Contemporary Critiques and Responses
Though well-designed algorithms frequently determine outcomes that are equally (or more) equitable than the decisions of human beings, cases of bias still occur and are difficult to predict and analyze. The complexity of analyzing algorithmic bias has grown alongside the complexity of programs and their design. Decisions made by one designer, or team of designers, may be obscured among the many pieces of code created for a single program. And over time, these decisions and their collective impact on the program’s output may be forgotten. In theory, these biases may create new patterns of behavior, or “scripts,” in relationship to specific technologies as the code interacts with other elements of society. Biases may also impact how society shapes itself around the data points that algorithms require. For example, if data shows a high number of arrests in a particular area, an algorithm may assign more police patrols to that area, which could lead to more arrests.
The decisions of algorithmic programs can be seen as more authoritative than the decisions of the human beings they are meant to assist, which is known as “algorithmic authority.” This is described as the decision to regard as authoritative an unmanaged process of extracting value from diverse, untrustworthy sources, such as search results. This neutrality can also be misrepresented by the language used by experts and the media when results are presented to the public. For example, a list of news items selected and presented as “trending” or “popular” may be created based on significantly wider criteria than just their popularity.

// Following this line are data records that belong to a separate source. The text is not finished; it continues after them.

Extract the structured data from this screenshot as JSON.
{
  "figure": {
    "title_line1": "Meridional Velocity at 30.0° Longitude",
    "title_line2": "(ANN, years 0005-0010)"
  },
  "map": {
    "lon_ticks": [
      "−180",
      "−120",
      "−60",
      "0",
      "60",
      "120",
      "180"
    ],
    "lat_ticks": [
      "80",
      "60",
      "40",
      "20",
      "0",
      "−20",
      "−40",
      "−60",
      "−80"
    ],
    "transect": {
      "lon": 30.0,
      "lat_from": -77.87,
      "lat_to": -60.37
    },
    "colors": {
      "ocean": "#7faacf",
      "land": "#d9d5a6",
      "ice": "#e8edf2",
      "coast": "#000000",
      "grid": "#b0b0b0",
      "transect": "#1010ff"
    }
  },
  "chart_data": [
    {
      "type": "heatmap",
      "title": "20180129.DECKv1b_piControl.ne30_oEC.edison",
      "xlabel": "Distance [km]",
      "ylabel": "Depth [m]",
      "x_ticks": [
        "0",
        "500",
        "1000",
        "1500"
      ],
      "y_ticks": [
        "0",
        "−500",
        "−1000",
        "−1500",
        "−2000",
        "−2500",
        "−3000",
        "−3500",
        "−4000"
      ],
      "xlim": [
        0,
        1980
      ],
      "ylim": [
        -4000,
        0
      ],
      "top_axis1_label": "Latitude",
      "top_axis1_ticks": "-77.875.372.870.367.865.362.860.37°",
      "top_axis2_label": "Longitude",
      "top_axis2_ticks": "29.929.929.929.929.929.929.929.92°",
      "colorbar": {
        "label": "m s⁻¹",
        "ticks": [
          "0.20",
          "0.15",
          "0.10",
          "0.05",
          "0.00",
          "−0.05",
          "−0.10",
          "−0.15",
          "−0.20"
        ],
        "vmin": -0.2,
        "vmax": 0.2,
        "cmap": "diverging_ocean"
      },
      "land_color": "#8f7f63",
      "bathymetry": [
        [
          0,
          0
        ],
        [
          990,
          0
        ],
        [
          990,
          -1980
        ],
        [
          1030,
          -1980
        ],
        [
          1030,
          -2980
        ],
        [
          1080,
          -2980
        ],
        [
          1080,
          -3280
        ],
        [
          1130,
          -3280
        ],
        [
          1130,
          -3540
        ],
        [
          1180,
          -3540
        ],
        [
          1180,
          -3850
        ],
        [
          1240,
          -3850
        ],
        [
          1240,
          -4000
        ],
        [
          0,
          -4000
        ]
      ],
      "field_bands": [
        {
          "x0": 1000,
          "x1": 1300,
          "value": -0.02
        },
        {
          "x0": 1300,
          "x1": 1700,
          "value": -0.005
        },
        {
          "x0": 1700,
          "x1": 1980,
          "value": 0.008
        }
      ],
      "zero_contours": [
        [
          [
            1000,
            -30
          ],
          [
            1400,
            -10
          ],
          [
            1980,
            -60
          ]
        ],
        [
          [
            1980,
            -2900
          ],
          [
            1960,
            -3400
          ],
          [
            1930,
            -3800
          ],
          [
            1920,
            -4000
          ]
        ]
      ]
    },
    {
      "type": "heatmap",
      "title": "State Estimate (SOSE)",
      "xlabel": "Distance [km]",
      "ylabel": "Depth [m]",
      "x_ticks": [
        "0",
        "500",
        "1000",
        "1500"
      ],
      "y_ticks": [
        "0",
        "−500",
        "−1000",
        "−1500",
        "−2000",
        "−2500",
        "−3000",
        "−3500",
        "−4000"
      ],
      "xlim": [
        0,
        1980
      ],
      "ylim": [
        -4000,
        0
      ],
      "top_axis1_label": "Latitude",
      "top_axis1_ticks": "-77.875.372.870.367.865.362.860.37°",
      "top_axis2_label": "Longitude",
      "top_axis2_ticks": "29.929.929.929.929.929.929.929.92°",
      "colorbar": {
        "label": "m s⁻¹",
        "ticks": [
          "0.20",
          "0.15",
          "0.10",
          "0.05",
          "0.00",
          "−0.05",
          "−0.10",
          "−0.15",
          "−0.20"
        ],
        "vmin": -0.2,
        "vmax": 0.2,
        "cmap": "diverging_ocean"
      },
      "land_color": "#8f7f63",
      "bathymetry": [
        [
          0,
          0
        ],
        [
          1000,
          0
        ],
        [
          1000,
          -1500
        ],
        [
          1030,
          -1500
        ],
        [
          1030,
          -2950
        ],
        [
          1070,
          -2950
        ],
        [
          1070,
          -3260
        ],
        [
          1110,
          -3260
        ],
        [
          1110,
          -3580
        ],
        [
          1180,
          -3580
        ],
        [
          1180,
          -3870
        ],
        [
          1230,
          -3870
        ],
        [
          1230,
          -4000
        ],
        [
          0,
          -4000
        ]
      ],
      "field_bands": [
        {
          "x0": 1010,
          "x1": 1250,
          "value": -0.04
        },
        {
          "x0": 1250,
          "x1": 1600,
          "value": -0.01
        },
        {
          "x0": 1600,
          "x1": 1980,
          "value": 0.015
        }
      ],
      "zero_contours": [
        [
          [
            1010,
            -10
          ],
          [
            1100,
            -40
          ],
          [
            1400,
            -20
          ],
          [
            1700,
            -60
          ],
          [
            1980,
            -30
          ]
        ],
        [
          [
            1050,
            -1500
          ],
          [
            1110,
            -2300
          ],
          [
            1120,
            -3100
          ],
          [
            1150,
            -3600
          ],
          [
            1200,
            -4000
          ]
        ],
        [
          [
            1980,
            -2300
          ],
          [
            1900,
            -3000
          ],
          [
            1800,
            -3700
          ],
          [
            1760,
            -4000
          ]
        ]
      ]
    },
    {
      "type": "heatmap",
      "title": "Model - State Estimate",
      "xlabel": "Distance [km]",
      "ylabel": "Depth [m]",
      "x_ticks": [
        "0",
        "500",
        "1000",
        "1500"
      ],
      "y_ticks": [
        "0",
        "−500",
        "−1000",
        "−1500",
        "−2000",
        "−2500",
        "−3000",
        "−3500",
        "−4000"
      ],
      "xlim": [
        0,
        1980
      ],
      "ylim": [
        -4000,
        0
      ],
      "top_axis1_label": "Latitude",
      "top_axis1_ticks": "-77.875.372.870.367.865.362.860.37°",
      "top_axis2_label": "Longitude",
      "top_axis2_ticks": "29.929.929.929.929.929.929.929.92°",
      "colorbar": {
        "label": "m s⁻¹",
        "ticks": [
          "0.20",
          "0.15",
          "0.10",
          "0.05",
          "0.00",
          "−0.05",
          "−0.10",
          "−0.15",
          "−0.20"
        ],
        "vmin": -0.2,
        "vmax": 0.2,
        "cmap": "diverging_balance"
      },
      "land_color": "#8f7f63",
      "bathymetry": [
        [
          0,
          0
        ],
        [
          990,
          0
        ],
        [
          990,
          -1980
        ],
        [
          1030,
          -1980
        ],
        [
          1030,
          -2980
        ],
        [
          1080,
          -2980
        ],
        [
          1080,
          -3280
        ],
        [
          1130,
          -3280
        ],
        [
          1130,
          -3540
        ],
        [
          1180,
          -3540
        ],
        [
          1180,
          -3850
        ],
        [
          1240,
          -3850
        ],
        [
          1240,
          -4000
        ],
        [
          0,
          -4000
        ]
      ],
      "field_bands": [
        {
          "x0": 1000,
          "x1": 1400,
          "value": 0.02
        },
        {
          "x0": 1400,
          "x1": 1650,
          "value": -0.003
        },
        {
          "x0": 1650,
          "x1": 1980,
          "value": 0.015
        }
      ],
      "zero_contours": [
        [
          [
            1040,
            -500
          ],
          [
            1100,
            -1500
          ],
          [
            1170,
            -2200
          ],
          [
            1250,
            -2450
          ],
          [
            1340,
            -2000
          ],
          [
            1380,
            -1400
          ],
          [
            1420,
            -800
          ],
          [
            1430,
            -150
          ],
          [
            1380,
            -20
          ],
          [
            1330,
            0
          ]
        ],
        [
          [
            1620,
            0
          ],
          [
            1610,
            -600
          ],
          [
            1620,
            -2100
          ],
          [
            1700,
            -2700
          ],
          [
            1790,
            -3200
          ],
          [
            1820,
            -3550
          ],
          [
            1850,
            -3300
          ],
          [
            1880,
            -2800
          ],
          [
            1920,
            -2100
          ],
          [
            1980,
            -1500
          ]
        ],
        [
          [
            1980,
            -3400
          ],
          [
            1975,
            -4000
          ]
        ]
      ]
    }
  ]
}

Because of their convenience and authority, algorithms are theorized as a means of delegating responsibility away from humans. This can have the effect of reducing alternative options, compromises, or flexibility. Algorithms can be considered a new form of “generative power” in that they are a virtual means of generating actual ends. Where previously human behavior generated data to be collected and studied, powerful algorithms increasingly could shape and define human behaviors.
In recent years, the study of the Fairness, Accountability, and Transparency (FAT) of algorithms has emerged as its own interdisciplinary research area with an annual conference called FAT.